Data Profiling
Data Profiling Introduction
Blindata’s Data Profiling Framework is SQL-based, which offers several advantages over other methods:
- Extreme Personalization: The profiling Metrics are customizable and extendable in order to meet specific needs and preferences. SQL queries can be used to define and calculate any Metric that is relevant for data quality, such as completeness, validity, accuracy, consistency, timeliness, uniqueness, or cardinality. SQL functions enable to perform complex transformations, aggregations, or validations on data.
- Preserved confidentiality: SQL expressions anonymize or exclude any data whose aggregates or metrics that may disclose confidential information, such revenues, wages and other confidential datasets. This protects sensitive or confidential data from unauthorized viewer or any form of exposure.
- Costs saving: SQL commands take advantage of the existing computational capacity and resources, such as databases and systems, without moving or copying any data. This avoids additional network costs, prevents latency issues and data duplication and preserves the confidentiality and integrity of data, by minimizing the risk of data breaches or corruption.

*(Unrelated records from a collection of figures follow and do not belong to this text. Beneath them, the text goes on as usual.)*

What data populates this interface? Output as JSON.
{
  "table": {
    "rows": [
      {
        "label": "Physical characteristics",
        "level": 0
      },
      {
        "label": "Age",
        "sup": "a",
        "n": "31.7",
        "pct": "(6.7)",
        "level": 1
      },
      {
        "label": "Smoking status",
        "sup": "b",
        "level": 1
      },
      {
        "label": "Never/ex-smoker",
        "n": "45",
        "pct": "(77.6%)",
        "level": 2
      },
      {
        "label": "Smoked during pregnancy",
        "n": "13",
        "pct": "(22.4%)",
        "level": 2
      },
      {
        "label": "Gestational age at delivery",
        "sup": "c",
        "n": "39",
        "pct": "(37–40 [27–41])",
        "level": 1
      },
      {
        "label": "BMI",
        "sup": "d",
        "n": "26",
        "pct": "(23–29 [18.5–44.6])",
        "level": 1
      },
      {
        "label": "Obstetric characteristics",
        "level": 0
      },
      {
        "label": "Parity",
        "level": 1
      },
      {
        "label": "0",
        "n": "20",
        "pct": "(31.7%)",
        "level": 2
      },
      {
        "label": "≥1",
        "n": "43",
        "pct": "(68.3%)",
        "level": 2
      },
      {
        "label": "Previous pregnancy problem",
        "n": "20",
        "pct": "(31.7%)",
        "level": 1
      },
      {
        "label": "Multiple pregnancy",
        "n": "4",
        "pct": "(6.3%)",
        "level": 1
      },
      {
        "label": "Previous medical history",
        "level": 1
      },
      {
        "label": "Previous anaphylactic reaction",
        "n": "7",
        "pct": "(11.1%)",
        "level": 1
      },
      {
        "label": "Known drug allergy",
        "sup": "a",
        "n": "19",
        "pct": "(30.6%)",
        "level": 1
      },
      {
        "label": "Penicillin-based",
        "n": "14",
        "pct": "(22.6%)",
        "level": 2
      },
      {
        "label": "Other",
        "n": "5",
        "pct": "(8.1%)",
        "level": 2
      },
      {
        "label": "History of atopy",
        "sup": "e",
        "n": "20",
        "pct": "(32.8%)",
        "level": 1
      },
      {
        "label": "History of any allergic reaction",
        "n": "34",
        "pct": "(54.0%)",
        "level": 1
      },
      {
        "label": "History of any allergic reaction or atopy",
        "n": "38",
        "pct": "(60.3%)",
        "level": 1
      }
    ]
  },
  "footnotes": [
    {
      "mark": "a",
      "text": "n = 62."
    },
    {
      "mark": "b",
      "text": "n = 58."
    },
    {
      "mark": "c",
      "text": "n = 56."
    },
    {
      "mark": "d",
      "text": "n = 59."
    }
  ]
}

Data Profiling Framework Structure
The Data Profiling Framework is based on Monitors and Metrics ( a detailed definition can be found here ).
Starting from a single data asset ( e.g. Physical Entity), it is possible to define one or more Monitors. A Monitor serves both to schedule the execution of a profiling SQL query and to define data partitioning logics, for specifying which data of the Physical Entity needs to be profiled.
A Monitor contains a set of profiling Metrics, representing various profiling data collected by the Monitor during its executions. In a more pragmatic sense, each Metric is a series of data collected over time.